A list post: Books that most impressed/impacted you?
Not necessarily in order:
The Bible, but including the Apocrypha and Deuterocanonicals as I do like Wisdom and Sirach.
Tao Te Ching by Lao Tzu – one of the world’s most inspiring religious/philosophical texts which fortunately makes no claim to be infallible or inerrant. I first encountered this when studying Asian History at Sydney Uni in 1962 and it has grown on me since.
The works of William Shakespeare.
John Hayward, ed., The Penguin Book of English Verse (1956) was my text in English 1 in 1960 and I devoured it all. Of course there have been many other anthologies and individual poets since, but I still treasure my mouldering Hayward. Features near-original spellings in older texts.
Leo Tolstoy, War and Peace.
Edward Gibbon, The Decline and Fall of the Roman Empire (1776-1789). Believe it or not this was just part of our English II Distinction course in 1961, and I have never read it all: but then neither did the lecturer! It is still wonderful though and I return to it from time to time.
Arthur Miller, The Crucible and Death of a Salesman.
Bertrand Russell, A History of Western Philosophy.
Amin Maalouf, On Identity.
Grace Karskens, The Colony: A History of Early Sydney (Allen & Unwin, 2009). This stands in for a host of excellent Australian histories in recent years,
Well there are ten, but another ten and another ten could be just as valid!
12 September: Mainly inspirational.
Now on a somewhat minor key. On Monday I posted to Facebook: “What are the chances? I’m in City Diggers Wollongong today and chatting to Bruce who was at Keira Boys HIgh class of 1972. I have brought Baby HP to the club so we are on Lost Wollongong looking at a photo of Keira Staff in 1969. Bruce identifies one of his Maths teachers, also a sports coach. I recognise the name from my time at Wollongong High. And in that moment, literally, the guy himself walks past — that very same Maths teacher from 1969!”

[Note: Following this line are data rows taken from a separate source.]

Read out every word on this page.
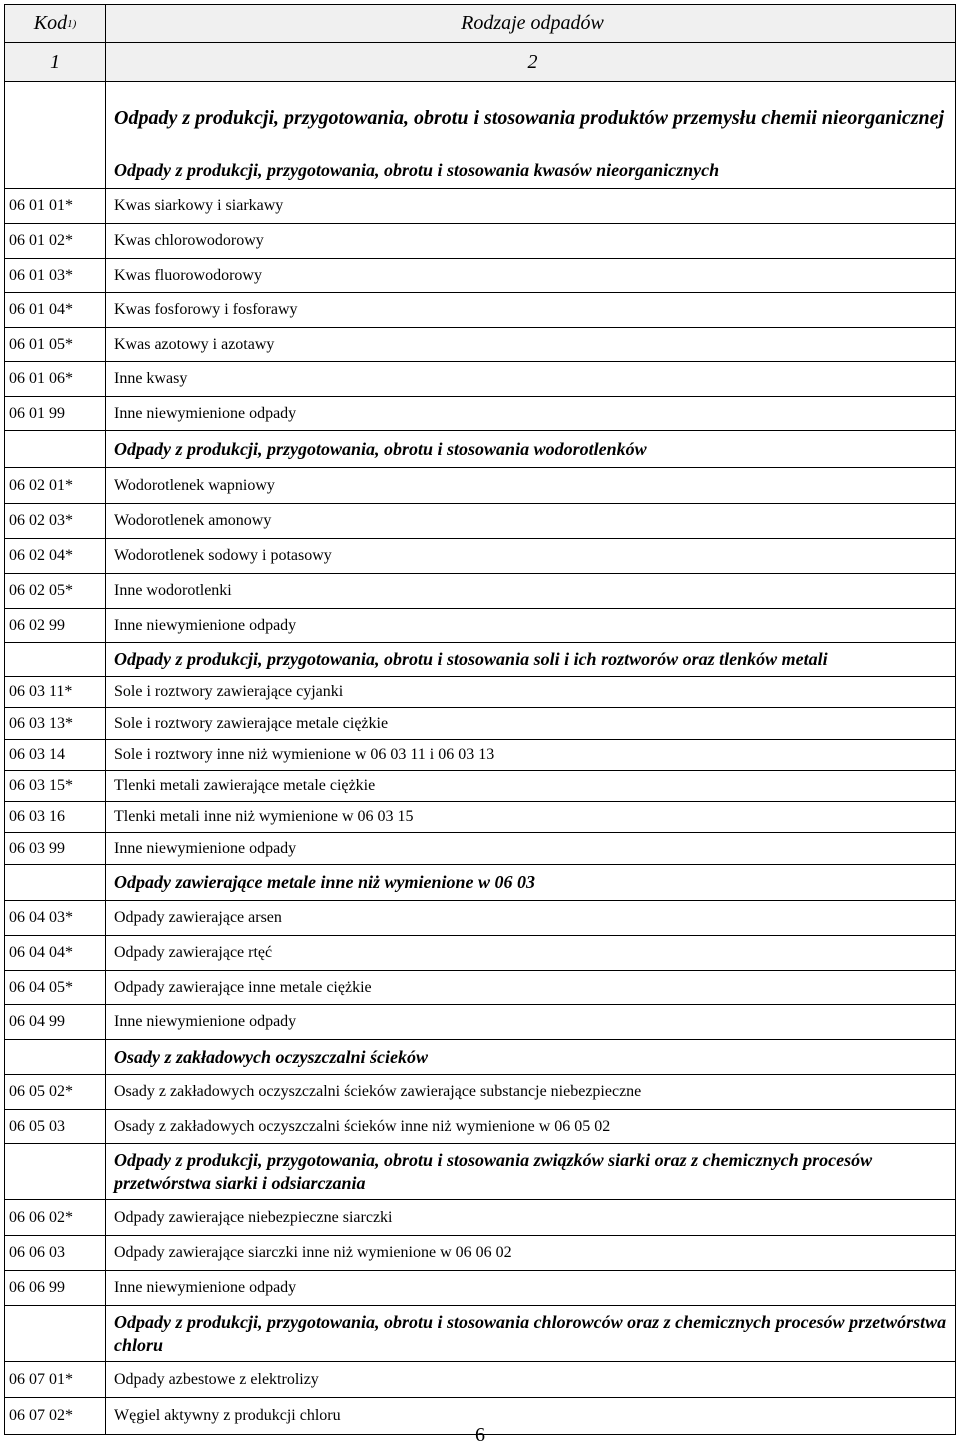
Kod 1)	Rodzaje odpadów
1	2
Odpady z produkcji, przygotowania, obrotu i stosowania produktów przemysłu chemii nieorganicznej
Odpady z produkcji, przygotowania, obrotu i stosowania kwasów nieorganicznych
06 01 01*	Kwas siarkowy i siarkawy
06 01 02*	Kwas chlorowodorowy
06 01 03*	Kwas fluorowodorowy
06 01 04*	Kwas fosforowy i fosforawy
06 01 05*	Kwas azotowy i azotawy
06 01 06*	Inne kwasy
06 01 99	Inne niewymienione odpady
Odpady z produkcji, przygotowania, obrotu i stosowania wodorotlenków
06 02 01*	Wodorotlenek wapniowy
06 02 03*	Wodorotlenek amonowy
06 02 04*	Wodorotlenek sodowy i potasowy
06 02 05*	Inne wodorotlenki
06 02 99	Inne niewymienione odpady
Odpady z produkcji, przygotowania, obrotu i stosowania soli i ich roztworów oraz tlenków metali
06 03 11*	Sole i roztwory zawierające cyjanki
06 03 13*	Sole i roztwory zawierające metale ciężkie
06 03 14	Sole i roztwory inne niż wymienione w 06 03 11 i 06 03 13
06 03 15*	Tlenki metali zawierające metale ciężkie
06 03 16	Tlenki metali inne niż wymienione w 06 03 15
06 03 99	Inne niewymienione odpady
Odpady zawierające metale inne niż wymienione w 06 03
06 04 03*	Odpady zawierające arsen
06 04 04*	Odpady zawierające rtęć
06 04 05*	Odpady zawierające inne metale ciężkie
06 04 99	Inne niewymienione odpady
Osady z zakładowych oczyszczalni ścieków
06 05 02*	Osady z zakładowych oczyszczalni ścieków zawierające substancje niebezpieczne
06 05 03	Osady z zakładowych oczyszczalni ścieków inne niż wymienione w 06 05 02
Odpady z produkcji, przygotowania, obrotu i stosowania związków siarki oraz z chemicznych procesów przetwórstwa siarki i odsiarczania
06 06 02*	Odpady zawierające niebezpieczne siarczki
06 06 03	Odpady zawierające siarczki inne niż wymienione w 06 06 02
06 06 99	Inne niewymienione odpady
Odpady z produkcji, przygotowania, obrotu i stosowania chlorowców oraz z chemicznych procesów przetwórstwa chloru
06 07 01*	Odpady azbestowe z elektrolizy
06 07 02*	Węgiel aktywny z produkcji chloru
6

That post also spoke of NSW Governor Marie Bashir and the fantastic SBS’s Living With the Enemy: Episode 2 — Detention Centres.
13 September: Brother.
My brother Ian Whitfield just rang. He is back home in Devonport and feeling pretty good for someone who turns 79 next month! I can assure you we all had good reason to have been scared. Ian praises Burnie Hospital — deserved! — and notes being told if he hadn’t got straight through to there as quickly as he did, been diagnosed and treated as well as he was, he might not be with us at the moment. That there was a horrible similarity to what killed our sister so many years ago occurred to him as much as it did to me, I can now reveal — and that one day there I shed quite a few tears. But all is now well — so we are stuck with him for a while longer… And I can’t resist a political note: all thanks to our still fabulous medical system! May it never be diluted by f*cking politicians.
Then some happy/sad memories in On this day – 25 years ago.
I was living here, in this house. I can’t believe a quarter of a century has slipped by!
18 September saw anti-terror raids in Sydney and a salivating Daily Telegraph: WW2 cliche is still the best advice to Australians today. See also Terror down under – media — terrible or helpful? and Terror down under – and the Sichuan lunch.
Smart company: the two on the left were at our table
Last night, coincidentally, saw Episode 4 of Living with the Enemy on SBS.
Coming back to December 2014, I strongly recommend Charles Waterstreet in today’s Sun-Herald.
“The new Bail Act is tough enough, unless we want to lock up every MMEA (Man of Middle Eastern Appearance) who is charged. The Fake Sheik attacked a chocolate store, destroying hundreds of years of Swiss neutrality. He desperately wanted to belong to ISIL but couldn’t muster a single flag. He wanted an audience with the Prime Minister Tony Abbott. He was a self-important narcissist with a following of one, his co-accused. Only punch-drunk Mohamed Elomar from an ISIL bunker sent condolences by tweet for his pathetic cowardly comrade with arms.”
“Love that beard you look a real Whitfield!”
So writes a distant cousin, Stuart Daniels, who has taken on the role of family historian as Bob Starling concentrates on his own paternal line. Stuart has added some pieces to the puzzle…
Finally Mainly about rabbits…. That turned out well!